A senior US official visiting Islamabad has made clear to Pakistan that the Joe Biden administration has downgraded the bilateral relationship, The Guardian reported.
On the eve of her arrival, the deputy secretary of state, Wendy Sherman, used a public event in Mumbai to layout in blunt terms the new parameters of US-Pakistan relations, stressing there would be no equivalence with Washington's deepening ties to India.
The Islamabad trip was for "a very specific and narrow purpose", Sherman said, to talk about Afghanistan and the Taliban, the report said.
"We don't see ourselves building a broad relationship with Pakistan, and we have no interest in returning to the days of hyphenated India-Pakistan," she added. "That's not where we are. That's not where we're going to be."
Sherman's reception in Pakistan the next day was stilted. A planned meeting with Prime Minister Imran Khan never materialized.
Senior Pakistan government officials told the Guardian that there was diplomatic tension between the two countries that needed to be resolved and that Khan was angry that he had still not received a phone call from Joe Biden, the report added.
The decision not to call is intended to be an unambiguous signal of Washington's displeasure with Khan's attitude to Afghanistan.
The cold approach has come as a shock to Islamabad, which had been accustomed to Trump's informal and personal relationship with Khan.
In a recently leaked memo, the foreign minister, Shah Mahmood Qureshi, urged the Pakistani embassy in Washington to get a call arranged between Biden and Khan, the report said.
"In spite of the existing situation in Afghanistan, and the key role played by Pakistan, it is unfortunate that the White House remains indifferent to the Pakistani leadership," the letter said, blaming "the immature understanding of the White House staff".
"You are thus expected to take adequate measures, ensuring that enough diplomatic steps are taken to guarantee the strategic relevance of Pakistan in all diplomatic forums."
The foreign minister insisted the letter was fake but official sources said it was authentic.
Pakistan has been long accused of playing a double game in the fight against terrorism, on one hand being a supposed ally in the US "war on terror" while also supporting and sponsoring the Taliban, and allowing them to live and regroup on Pakistan soil.
Cyril Almeida, a columnist and analyst, said: "Since 9/11, the US has seen Pakistan through an Afghan prism.
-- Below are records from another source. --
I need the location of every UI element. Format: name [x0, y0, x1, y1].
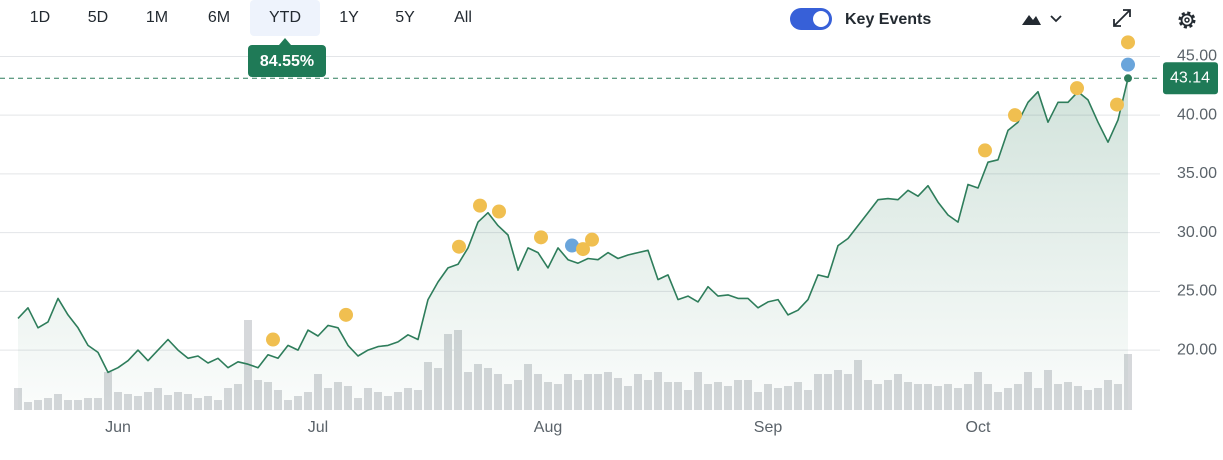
x-tick-label: Oct: [966, 419, 991, 436]
last-point: [1124, 74, 1132, 83]
gear-hub[interactable]: [1184, 17, 1190, 23]
range-button[interactable]: 1Y: [339, 9, 359, 26]
range-button[interactable]: All: [454, 9, 472, 26]
range-button[interactable]: 1D: [30, 9, 50, 26]
y-tick-label: 40.00: [1177, 106, 1217, 123]
y-tick-label: 20.00: [1177, 341, 1217, 358]
expand-button[interactable]: [1113, 9, 1131, 27]
x-tick-label: Jul: [308, 419, 328, 436]
key-events-label[interactable]: Key Events: [845, 11, 931, 28]
settings-button[interactable]: [1178, 11, 1196, 29]
area-fill: [18, 78, 1128, 411]
y-tick-label: 30.00: [1177, 224, 1217, 241]
event-dot[interactable]: [1121, 35, 1135, 50]
event-dot[interactable]: [1121, 57, 1135, 72]
event-dot[interactable]: [492, 204, 506, 219]
toggle-knob[interactable]: [813, 11, 829, 27]
range-button[interactable]: 5Y: [395, 9, 415, 26]
event-dot[interactable]: [1070, 81, 1084, 96]
y-tick-label: 45.00: [1177, 48, 1217, 65]
range-button[interactable]: 6M: [208, 9, 230, 26]
event-dot[interactable]: [1110, 97, 1124, 112]
x-tick-label: Jun: [105, 419, 131, 436]
event-dot[interactable]: [339, 307, 353, 322]
chevron-icon[interactable]: [1050, 15, 1062, 23]
badge-pointer: [279, 38, 291, 45]
chart-type-button[interactable]: [1022, 15, 1062, 25]
event-dot[interactable]: [585, 232, 599, 247]
event-dot[interactable]: [978, 143, 992, 158]
expand-icon[interactable]: [1113, 9, 1131, 27]
gear-teeth[interactable]: [1178, 11, 1196, 29]
event-dot[interactable]: [1008, 108, 1022, 123]
range-button[interactable]: YTD: [269, 9, 301, 26]
range-button[interactable]: 1M: [146, 9, 168, 26]
event-dot[interactable]: [576, 242, 590, 257]
range-selected-bg[interactable]: [250, 0, 320, 36]
x-tick-label: Sep: [754, 419, 783, 436]
price-tag-label: 43.14: [1170, 70, 1210, 87]
event-dot[interactable]: [266, 332, 280, 347]
y-tick-label: 35.00: [1177, 165, 1217, 182]
event-dot[interactable]: [565, 238, 579, 253]
price-tag: [1163, 62, 1218, 95]
mountain-icon[interactable]: [1022, 15, 1041, 25]
event-dot[interactable]: [473, 198, 487, 213]
change-label: 84.55%: [260, 53, 314, 70]
event-dot[interactable]: [534, 230, 548, 245]
event-dot[interactable]: [452, 239, 466, 254]
gear-ring[interactable]: [1180, 13, 1194, 27]
range-button[interactable]: 5D: [88, 9, 108, 26]
price-line: [17, 78, 1129, 374]
change-badge: [248, 45, 326, 77]
y-tick-label: 25.00: [1177, 283, 1217, 300]
x-tick-label: Aug: [534, 419, 562, 436]
key-events-toggle[interactable]: [790, 8, 832, 30]
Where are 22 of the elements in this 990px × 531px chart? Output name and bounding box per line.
Now that Pakistan is perceived to have won another proxy war against a superpower in Afghanistan, the superpower appears to be in no mood to forgive or forget."
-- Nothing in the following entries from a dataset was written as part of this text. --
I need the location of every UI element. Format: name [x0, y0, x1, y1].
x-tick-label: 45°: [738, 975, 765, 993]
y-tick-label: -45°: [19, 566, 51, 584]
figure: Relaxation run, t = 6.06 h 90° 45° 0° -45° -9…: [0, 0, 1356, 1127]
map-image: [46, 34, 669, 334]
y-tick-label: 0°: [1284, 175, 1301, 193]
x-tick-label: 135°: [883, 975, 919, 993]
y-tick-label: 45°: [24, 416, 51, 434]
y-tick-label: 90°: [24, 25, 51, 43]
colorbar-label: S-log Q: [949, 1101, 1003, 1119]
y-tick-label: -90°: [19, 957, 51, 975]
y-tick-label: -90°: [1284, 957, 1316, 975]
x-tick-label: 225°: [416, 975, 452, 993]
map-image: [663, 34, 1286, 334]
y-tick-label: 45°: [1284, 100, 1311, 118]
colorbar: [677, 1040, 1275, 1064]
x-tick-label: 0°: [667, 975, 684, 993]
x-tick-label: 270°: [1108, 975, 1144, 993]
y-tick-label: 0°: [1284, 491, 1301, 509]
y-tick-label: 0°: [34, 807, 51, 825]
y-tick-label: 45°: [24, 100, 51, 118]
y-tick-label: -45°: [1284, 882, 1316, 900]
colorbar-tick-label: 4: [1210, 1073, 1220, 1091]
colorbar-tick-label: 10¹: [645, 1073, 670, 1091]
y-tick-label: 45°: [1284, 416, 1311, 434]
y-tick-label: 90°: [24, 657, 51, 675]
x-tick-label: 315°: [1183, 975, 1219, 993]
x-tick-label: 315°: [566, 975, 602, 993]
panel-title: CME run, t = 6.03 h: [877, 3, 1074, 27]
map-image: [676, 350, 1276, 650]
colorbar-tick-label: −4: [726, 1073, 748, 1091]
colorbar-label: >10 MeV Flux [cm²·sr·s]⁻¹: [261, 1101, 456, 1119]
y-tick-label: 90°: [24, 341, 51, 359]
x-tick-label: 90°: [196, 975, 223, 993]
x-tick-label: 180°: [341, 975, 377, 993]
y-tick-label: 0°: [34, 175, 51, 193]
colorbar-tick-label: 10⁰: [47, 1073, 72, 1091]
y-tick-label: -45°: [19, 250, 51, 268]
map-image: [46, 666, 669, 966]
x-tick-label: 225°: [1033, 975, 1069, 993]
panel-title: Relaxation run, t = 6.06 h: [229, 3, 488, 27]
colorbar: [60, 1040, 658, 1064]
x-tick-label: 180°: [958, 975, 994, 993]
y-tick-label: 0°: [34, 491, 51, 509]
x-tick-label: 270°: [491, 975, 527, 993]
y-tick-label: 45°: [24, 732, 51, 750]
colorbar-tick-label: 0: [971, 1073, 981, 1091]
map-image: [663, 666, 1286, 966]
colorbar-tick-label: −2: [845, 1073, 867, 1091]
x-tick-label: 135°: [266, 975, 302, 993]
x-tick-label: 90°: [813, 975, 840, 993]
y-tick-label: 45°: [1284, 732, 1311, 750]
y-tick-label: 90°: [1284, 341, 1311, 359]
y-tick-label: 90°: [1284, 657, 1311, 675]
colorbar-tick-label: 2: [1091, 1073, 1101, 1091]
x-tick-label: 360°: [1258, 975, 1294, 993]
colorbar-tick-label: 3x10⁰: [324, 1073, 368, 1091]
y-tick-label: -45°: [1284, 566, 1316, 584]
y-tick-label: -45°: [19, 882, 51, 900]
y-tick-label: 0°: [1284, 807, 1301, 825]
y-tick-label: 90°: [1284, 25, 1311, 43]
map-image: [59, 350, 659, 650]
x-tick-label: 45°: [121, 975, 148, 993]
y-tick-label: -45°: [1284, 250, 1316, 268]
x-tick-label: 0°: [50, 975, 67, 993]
"Pakistan is desperate to move on from the past and let bygones be bygones and wants to broaden out its relationship and focus on geo-economics, but from Washington's standpoint, Afghanistan is going to continue to dominate its interests in the region for the foreseeable future," Elizabeth Threlkeld, the director of the South Asia program at the Stimson Center, said, the report added.
Since the Taliban came into power in mid-August, Pakistan has been publicly talking about the future recognition of the Taliban government, which has close ties to Pakistan's powerful military intelligence services, the ISI.
Zahid Hussain, the author of No-Win War: the Paradox of US-Pakistan Relations in Afghanistan's Shadow, said that relations were at their lowest ebb. "There is lack of hope that the relations will get better, as the things are not moving towards rapprochement between both countries. Today, we don't see the strategic relations between the US-Pakistan -- it is only a transactional relation now," he said, the report added.